A moment before we lifted off the Lady reached back, offering me something. “What’s this?”

“Better wear it. Unless you want to go in without an amulet.”

“Oh.”

It did not look like much. Some cheap jaspar and jade on brittle leather. Yet when I secured the buckle around my wrist, I felt the power in it.

We passed over the rooftops very low. They were the only visual guides available. Out on the cleared land there was nothing. But being the Lady, she had other resources.

We took a turn around the bounds of the Barrowland. On the river side we descended till the water lay but a yard beneath us. “Lot of ice,” I said.

She did not reply. She was studying the shoreline, now within the Barrowland itself. A sodden section of bank collapsed, revealing a dozen skeletons. I grimaced. In moments they were covered with snow or swept away. “Just about on schedule, I’d guess,” I said. “Uhm.” She moved on around the perimeter. A couple times I glimpsed other carpets circling. Something below caught my eye. “Down there!” “What?”

“Thought I saw tracks.” “Maybe. Toadkiller Dog is nearby.” Oh, my.

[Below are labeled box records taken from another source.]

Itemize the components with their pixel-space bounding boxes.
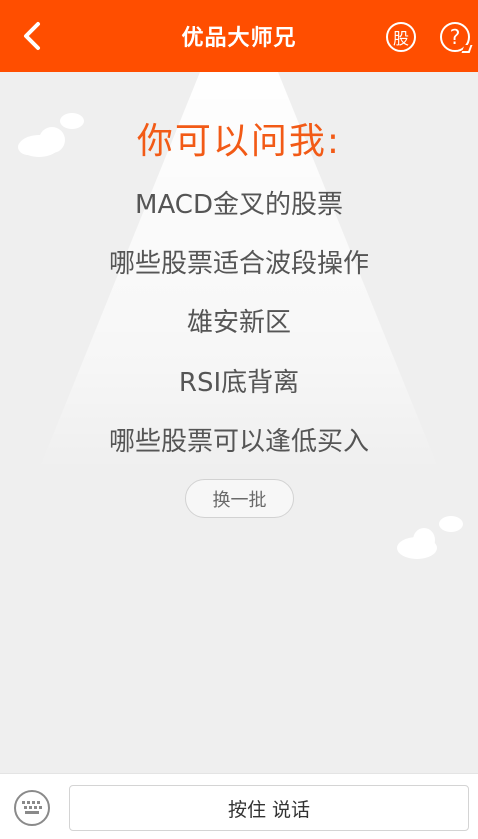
keyboard-icon	[22, 801, 42, 814]
prompt-title: 你可以问我:	[136, 121, 342, 162]
keyboard-toggle-button[interactable]	[14, 790, 50, 826]
suggestion-item[interactable]: MACD金叉的股票	[0, 184, 478, 221]
hold-to-talk-button[interactable]: 按住 说话	[69, 785, 469, 831]
chevron-left-icon	[24, 22, 40, 50]
speech-tail-decoration	[461, 45, 473, 53]
bottom-input-bar: 按住 说话	[0, 773, 478, 839]
help-button[interactable]: ?	[440, 22, 473, 53]
back-button[interactable]	[14, 18, 50, 54]
cloud-decoration-right	[397, 516, 463, 559]
suggestion-item[interactable]: 哪些股票可以逢低买入	[0, 421, 478, 458]
suggestion-item[interactable]: 雄安新区	[0, 302, 478, 339]
refresh-button[interactable]: 换一批	[185, 479, 294, 518]
suggestion-item[interactable]: RSI底背离	[0, 362, 478, 399]
page-title: 优品大师兄	[181, 26, 297, 51]
help-icon: ?	[449, 25, 461, 49]
stock-icon: 股	[392, 29, 409, 48]
top-bar: 优品大师兄 股 ?	[0, 0, 478, 72]
suggestion-item[interactable]: 哪些股票适合波段操作	[0, 243, 478, 280]
stock-button[interactable]: 股	[386, 22, 416, 52]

“Time,” she said, and turned toward the Great Barrow. We put down at the mound’s base. She piled out. I joined her. Other carpets descended. Soon there were four Taken, the Lady, and one scared old physician standing just yards from the despair of the world.

One of the Taken brought shovels. Snow began to fly. We took turns, nobody exempt. It was a bitch of a job, and became more so when we reached the buried scrub growth. It got worse when we reached frozen earth. We had to go slow. The Lady said Bomanz was barely covered.

It went on, it seemed, forever. Dig and dig and dig. We uncovered a withered humanoid thing the Lady assured us was Bomanz.

My shovel clicked against something my last turn. I bent to examine it, thinking it a rock. I brushed frosty earth away...

And dived out of that hole, whirled, pointed. The Lady went down. Laughter drifted upward. “Croaker found the dragon. His jaw, anyway.”